When writer Peter Conchie and his wife decided that he would stay at home to look after their daughter Louise while she went back to work, he discovered many interesting things about life as a stay-at-home dad.

Life in a woman's world

Many women say that they’d like their partners to be more involved with child rearing, and research shows they are on to something. Pre-school children who spend time with dad are more likely to be sociable at nursery, besides other benefits. So, one day my partner and I decided to become part of a new social trend. She went back to her job as a teacher while I stayed at home with Louise.

On the first day, I took Louise to the playground. I sat by the sandpit, sipping a coffee, as she beamed at me happily. Being a full-time dad was, I felt, quite literally, a walk in the park. But I hadn’t anticipated the reality of being a man in a woman’s world, a world in which it is easy to become marginalised and isolated.

Obstacles faced by stay-at-home dads

Historically, morning get-togethers in church or village halls have been known as Mother & Toddler groups. While most now term themselves Parent & Toddler, it’s still a woman’s world. At the risk of generalising, men face three obstacles. First of all there’s envy (“I wish my husband would do that so I could go back to work”). Then there’s suspicion (“What’s he doing here? Hasn’t he got a proper job?”). Followed closely by indifference (“There’s no point talking to him, we’ll have nothing in common”).

In one group we went to, I was usually the only man. Every week it was like going to a party where I didn’t know anyone. It ended with a song in which the parents would bid farewell to the children. “Goodbye Katie, goodbye Ben,” trilled the mothers to the tune of Nice One Cyril. “Goodbye Louise, we’re glad you came today.” If you really were glad to see us, I’d mutter, some of you would have talked to us during the last hour.

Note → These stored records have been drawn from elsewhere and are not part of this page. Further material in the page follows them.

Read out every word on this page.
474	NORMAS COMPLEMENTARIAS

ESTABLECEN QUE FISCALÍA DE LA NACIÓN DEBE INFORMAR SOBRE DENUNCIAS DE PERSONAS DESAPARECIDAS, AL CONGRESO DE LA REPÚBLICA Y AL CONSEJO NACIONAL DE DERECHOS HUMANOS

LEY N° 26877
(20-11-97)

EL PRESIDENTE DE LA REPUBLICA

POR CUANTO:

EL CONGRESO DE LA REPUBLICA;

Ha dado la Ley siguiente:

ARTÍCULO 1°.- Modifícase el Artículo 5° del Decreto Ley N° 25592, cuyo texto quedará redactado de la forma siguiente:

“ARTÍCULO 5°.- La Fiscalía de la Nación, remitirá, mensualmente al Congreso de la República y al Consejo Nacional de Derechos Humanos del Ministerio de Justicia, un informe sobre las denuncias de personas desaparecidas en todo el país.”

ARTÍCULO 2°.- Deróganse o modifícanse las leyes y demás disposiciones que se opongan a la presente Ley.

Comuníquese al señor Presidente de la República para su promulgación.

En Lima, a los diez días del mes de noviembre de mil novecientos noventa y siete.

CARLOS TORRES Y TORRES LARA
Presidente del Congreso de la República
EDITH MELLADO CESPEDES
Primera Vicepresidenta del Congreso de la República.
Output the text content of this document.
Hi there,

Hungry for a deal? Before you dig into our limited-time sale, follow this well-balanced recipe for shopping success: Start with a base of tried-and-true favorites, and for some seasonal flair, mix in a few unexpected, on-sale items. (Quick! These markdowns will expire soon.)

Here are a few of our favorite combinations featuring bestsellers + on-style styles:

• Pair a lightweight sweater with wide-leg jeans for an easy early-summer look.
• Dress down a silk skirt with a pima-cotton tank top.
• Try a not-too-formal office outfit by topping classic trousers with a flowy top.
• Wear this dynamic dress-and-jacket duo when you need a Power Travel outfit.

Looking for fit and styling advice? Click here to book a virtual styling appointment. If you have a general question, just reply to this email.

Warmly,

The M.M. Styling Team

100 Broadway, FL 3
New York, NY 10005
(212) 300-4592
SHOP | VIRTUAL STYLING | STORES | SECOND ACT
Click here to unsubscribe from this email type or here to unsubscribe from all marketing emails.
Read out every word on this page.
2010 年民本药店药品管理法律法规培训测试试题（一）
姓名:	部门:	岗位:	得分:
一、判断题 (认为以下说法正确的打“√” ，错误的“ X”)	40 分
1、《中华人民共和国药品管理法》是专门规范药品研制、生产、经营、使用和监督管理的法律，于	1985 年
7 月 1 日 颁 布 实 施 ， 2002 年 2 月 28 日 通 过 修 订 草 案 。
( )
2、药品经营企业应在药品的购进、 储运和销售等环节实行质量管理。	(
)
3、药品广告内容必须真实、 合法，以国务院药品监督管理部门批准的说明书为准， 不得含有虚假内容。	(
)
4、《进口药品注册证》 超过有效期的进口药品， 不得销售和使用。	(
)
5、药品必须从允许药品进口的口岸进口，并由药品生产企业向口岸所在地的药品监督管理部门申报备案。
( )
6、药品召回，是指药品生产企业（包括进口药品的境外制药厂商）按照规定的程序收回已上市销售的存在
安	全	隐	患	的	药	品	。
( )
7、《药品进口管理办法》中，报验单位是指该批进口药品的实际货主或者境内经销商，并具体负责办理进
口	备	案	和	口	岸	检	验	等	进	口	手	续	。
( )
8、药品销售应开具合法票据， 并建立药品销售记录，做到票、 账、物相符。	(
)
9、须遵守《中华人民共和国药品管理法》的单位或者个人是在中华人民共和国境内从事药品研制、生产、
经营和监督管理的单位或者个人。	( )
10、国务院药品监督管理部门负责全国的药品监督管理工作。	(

What was wrong, I wondered. I have a full set of teeth, shower fairly regularly and, on a good day, consider myself friendly enough. And although I may be biased, my daughter is adorable. Was it a me problem, or a men problem?

A man with a baby
Life for stay-at-home dads isn't always easy

A woman's worth

“You can’t talk to men about the things you talk to women about,” says Trisha Ambrose, mum to Emily, nine months. “Like moaning about your husband!”

But surely we’re good company? “You can’t have as much of a laugh with men,” she says. “If I talked about nappies and nursing bras to a man, he wouldn’t be interested. We lack common ground.”

Dads as main carers

Life can be hard, then, for the estimated 155,000 men who are looking after the family or home full-time. But it’s something women had better get used to. Research by the National Child Development Study reveals that in 36 per cent of dual earner families, the father is the main carer when the mother’s at work.

But despite some old-fashioned attitudes out there, it’s vital for men to be involved with their kids. A recent research report called What Good are Dads? has found that we fathers can have a huge influence on our children.

The study found that father involvement from an early age can improve educational achievement and cut criminality later. And pre-schoolers who spend time playing with their dads are often more sociable when they go to nursery.

Another study from University College, London, found that babies who weren’t given regular care by their dads experienced friendship and relationship difficulties three times above the national average. And lots of studies indicate that children who continue to have a positive relationship with their father after divorce or separation, do better than those who don’t.

Happily for me, time has worked wonders and 18 months on, I’m one of the gang. I have found some delightful playgroups and made some great friends. I lead the chorus of the hokey-cokey and chat about baby bonds and nursery. I am invited to birthday parties, hang around friends’ houses and go for coffees with the girls. And sometimes the boys. We exchange empathetic smiles when our little ones have a tantrum and roll sympathetic eyes when it emerges that young Ben or Charlotte started the day at 5am.

Full-time fatherhood, I’ve learned, is a bit like friendship. Don’t expect it to happen at once; you have to work at it and things will develop at their own pace.